My mother was admitted to the hospital and subjected to what she was told was safe observation for six months. But she wasn’t the only one; many women were under observation, thinking it was a safety precaution. When my father was offered a job in Whakatane, my mother and sister were discharged, and they immediately moved to begin their life in Whakatane.
I am now 19 years old. My sister asked me, "Why are you crying? What happened, and what’s that black folder in your hands?" … "Sit down, sister," I told her. "I have to tell you something."
The information gathered in this file included findings, reports, and medical records/evidence of an unethical experiment and study at National Women’s Premier Hospital, New Zealand. The study, led by Dr. Herbert Green, involved following women with major cervical abnormalities, specifically carcinoma in situ (CIS) Stage 0, observing the cancer growth and behavior of the cervix without definitively treating them. Additionally, the study involved experiments on the healthy cervix and the condition of the hymen in newborn babies. All babies subjected to this experiment underwent violation resulting in the absence of the hymen, occurring without the women’s knowledge or consent.
I realized moments before my sister came to me that I had to transform this story. From a young age, I witnessed intergenerational trauma and the pain it inflicted on the most important women in my life. My grandmother, mother, and sisters were subjected to medical experiments without consent or knowledge. I had to heal them, heal my family, and transform this trauma before our children inherit it.

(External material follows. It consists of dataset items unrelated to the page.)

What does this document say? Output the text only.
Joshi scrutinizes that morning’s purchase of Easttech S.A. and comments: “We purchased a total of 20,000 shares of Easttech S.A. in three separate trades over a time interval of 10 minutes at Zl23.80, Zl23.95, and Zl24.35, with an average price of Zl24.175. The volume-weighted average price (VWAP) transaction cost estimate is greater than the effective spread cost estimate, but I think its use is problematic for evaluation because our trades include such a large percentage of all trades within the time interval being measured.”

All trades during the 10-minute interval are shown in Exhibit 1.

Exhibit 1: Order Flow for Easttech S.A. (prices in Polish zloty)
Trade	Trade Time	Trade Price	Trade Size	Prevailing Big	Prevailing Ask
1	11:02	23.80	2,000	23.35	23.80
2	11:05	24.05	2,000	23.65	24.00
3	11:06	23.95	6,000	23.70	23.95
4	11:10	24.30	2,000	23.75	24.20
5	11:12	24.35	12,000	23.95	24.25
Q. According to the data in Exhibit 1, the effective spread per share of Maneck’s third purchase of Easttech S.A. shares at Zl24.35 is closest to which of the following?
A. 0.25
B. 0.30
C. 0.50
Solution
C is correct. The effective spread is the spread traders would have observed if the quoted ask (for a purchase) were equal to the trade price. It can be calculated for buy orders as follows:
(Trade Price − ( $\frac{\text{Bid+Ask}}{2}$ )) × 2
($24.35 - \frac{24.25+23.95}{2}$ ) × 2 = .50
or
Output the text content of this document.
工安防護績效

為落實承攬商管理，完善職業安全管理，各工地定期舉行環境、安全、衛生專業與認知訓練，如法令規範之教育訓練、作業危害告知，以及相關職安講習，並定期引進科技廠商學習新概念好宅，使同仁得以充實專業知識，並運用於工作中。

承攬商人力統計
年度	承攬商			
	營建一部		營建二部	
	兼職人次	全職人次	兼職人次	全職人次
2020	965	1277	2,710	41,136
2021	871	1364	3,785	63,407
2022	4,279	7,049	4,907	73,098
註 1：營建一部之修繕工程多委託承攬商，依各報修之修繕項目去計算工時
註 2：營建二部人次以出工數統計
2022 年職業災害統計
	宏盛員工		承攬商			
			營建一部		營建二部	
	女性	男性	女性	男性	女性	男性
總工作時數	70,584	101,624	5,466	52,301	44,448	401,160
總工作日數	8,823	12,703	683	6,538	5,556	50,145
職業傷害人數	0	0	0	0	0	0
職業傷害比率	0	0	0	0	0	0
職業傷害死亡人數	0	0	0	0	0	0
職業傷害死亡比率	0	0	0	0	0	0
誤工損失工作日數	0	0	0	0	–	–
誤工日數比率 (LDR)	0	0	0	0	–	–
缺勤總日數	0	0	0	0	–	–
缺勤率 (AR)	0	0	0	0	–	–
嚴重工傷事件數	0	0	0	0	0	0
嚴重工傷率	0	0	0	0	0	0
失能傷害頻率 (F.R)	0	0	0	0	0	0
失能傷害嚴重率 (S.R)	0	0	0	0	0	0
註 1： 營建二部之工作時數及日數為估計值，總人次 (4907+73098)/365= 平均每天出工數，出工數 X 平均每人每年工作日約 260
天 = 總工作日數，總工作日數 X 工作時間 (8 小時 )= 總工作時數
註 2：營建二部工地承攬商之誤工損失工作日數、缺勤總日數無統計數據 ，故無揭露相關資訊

For my family, this is how the transmission of the emotional and psychological effects of trauma from one generation to the next works:
Trauma Experience:
Individuals experience traumatic events such as the medical violation through unlawful experiments that deeply affect their mental, emotional, and physical well-being.
Emotional and Psychological Impact:
Survivors or my family members developed coping mechanisms, behaviors, or mental health issues such as anxiety, depression, or PTSD, which can influence their relationships and parenting styles.
Parenting Styles:
Parents who have experienced trauma may unintentionally pass on their trauma through their behaviors, attitudes, and emotional responses, affecting their children’s emotional development.
Genetic Factors:
Some research suggests that trauma can impact gene expression, potentially affecting the stress response in subsequent generations.
The weight of these events was now on my shoulders. I knew when I shared this information with my sister was the moment healing begins. Today, we understand why our mother and sisters suffered silently. Before my mother died, one of my sisters apologized to her; she had blamed my mother all her life for not protecting her, for allowing the doctors to experiment on her. The child subjected to trauma was finally healed. Two hours later, my mother passed away, and today, as a family, we navigate this healing journey together. You can’t change what happened in the past, but we can transform our responses.
The day i found my mother at the table, sitting there looking into the great void, was the day our lives changed, she only just learnt the unlawful experiment that happened not only to her mother but also to her and her two daughters. For years she suffered not knowing that the events in the past traumatised not only her but her children. You see, trauma transmission is silent, you might not know what happened, but it's never too late to heal it.